Rescue of polyglutamine-mediated cytotoxicity by double-stranded RNA-mediated RNA interference

Abstract

RNA interference (RNAi) is a mechanism that appears to control unwanted gene expression in a wide range of species. In Drosophila, RNAi is most effectively induced by double-stranded RNAs (dsRNAs) of over approximately 80 nucleotides (nt) and in mammalian cells an RNAi-like inhibition of gene expression has been shown to be mediated by dsRNAs of approximately 21-23 nt. To test if RNAi can be used to specifically down-regulate a human disease-related transcript we have used Drosophila and human tissue culture models of the dominant genetic disorder spinobulbar muscular atrophy (SBMA).

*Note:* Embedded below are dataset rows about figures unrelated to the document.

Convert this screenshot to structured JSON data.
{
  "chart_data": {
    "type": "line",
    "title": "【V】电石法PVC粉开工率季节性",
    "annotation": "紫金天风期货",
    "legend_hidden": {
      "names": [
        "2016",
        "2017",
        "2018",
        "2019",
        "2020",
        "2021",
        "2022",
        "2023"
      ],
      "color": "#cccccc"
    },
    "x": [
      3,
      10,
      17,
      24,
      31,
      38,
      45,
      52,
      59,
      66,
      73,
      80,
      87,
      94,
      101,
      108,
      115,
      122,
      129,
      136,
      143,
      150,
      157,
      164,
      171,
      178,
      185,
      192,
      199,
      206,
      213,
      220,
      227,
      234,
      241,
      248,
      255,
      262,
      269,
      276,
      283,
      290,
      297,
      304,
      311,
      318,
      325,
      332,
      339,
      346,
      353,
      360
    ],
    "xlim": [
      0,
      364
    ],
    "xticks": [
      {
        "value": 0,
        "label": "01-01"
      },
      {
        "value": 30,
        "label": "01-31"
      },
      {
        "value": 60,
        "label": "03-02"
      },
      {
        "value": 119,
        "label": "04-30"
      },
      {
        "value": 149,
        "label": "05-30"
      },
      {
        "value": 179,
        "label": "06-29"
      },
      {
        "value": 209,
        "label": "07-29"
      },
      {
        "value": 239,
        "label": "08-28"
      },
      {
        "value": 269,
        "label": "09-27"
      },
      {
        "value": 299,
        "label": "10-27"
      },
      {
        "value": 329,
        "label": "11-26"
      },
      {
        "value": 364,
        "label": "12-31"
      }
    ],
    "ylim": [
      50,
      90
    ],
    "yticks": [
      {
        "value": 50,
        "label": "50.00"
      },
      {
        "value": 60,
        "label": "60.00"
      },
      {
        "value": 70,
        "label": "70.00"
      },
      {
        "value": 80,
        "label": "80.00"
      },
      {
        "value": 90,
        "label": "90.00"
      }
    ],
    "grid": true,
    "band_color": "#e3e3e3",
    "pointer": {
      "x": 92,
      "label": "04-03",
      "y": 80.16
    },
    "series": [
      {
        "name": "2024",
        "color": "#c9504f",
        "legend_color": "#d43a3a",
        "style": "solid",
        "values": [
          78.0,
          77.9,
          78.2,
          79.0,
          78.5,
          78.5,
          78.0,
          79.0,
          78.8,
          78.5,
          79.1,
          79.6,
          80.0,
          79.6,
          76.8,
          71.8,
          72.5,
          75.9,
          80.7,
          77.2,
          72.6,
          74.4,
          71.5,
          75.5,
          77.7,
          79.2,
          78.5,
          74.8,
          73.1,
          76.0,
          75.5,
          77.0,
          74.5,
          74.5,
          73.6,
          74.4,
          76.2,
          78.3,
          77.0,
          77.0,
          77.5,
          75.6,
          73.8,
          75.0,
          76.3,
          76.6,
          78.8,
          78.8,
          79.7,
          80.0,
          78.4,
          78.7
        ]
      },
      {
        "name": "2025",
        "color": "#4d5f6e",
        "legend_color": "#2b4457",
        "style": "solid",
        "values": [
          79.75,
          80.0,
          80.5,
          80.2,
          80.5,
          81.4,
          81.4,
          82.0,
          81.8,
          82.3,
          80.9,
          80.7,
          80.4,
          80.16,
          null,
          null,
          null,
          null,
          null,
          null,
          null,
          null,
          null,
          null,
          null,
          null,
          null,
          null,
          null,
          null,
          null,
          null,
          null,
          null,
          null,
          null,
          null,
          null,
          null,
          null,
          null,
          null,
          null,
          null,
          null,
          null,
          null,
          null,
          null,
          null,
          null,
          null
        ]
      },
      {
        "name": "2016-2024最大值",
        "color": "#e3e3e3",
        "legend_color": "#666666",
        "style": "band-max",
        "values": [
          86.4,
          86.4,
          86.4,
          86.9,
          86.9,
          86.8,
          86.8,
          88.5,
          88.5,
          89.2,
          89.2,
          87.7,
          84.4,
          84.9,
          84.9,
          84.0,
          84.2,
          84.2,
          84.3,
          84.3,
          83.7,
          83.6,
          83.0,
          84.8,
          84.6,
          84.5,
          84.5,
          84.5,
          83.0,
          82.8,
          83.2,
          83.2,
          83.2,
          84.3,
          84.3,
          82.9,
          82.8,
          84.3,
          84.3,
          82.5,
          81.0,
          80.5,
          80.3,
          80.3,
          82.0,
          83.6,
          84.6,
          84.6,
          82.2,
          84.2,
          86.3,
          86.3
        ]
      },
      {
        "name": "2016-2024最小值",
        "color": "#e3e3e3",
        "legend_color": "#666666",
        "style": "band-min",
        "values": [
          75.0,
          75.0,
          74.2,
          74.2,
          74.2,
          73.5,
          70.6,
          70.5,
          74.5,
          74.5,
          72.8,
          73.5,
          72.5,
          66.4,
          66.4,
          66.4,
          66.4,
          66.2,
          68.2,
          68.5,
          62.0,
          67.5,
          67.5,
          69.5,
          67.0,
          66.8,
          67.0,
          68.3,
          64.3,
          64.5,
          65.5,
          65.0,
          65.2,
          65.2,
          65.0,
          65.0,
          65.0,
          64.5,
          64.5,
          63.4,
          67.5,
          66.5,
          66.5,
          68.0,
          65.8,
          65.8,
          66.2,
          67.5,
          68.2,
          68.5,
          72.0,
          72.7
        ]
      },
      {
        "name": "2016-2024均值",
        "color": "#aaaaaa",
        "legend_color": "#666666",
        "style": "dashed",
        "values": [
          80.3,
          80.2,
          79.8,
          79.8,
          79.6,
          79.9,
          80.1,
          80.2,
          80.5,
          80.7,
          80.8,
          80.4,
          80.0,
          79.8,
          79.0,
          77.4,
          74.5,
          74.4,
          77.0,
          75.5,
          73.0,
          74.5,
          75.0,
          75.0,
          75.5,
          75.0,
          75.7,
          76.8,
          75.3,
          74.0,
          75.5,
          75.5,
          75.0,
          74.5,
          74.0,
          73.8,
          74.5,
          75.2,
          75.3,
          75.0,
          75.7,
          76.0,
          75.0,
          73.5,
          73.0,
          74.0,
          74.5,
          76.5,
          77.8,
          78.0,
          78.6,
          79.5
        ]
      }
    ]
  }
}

A variety of different dsRNAs were assessed for the ability to inhibit expression of transcripts that included a truncated human androgen receptor (ar) gene containing different CAG repeat lengths (16-112 repeats). In Drosophila cells, dsRNAs corresponding to non-repetitive sequences mediated a high degree of sequence-specific inhibition, whereas RNA duplexes containing CAG repeat tracts only induced gene-specific inhibition when flanking ar sequences were included; dsRNAs containing various lengths of CAG repeats plus ar sequences were unable to induce allele-specific interference. In mammalian cells we tested sequence-specific small dsRNAs of 22 nt; these rescued the toxicity and caspase-3 activation induced by plasmids expressing a transcript encoding an expanded polyglutamine tract. This study demonstrates the feasibility of targeting a transcript associated with an important group of genetic diseases by RNAi.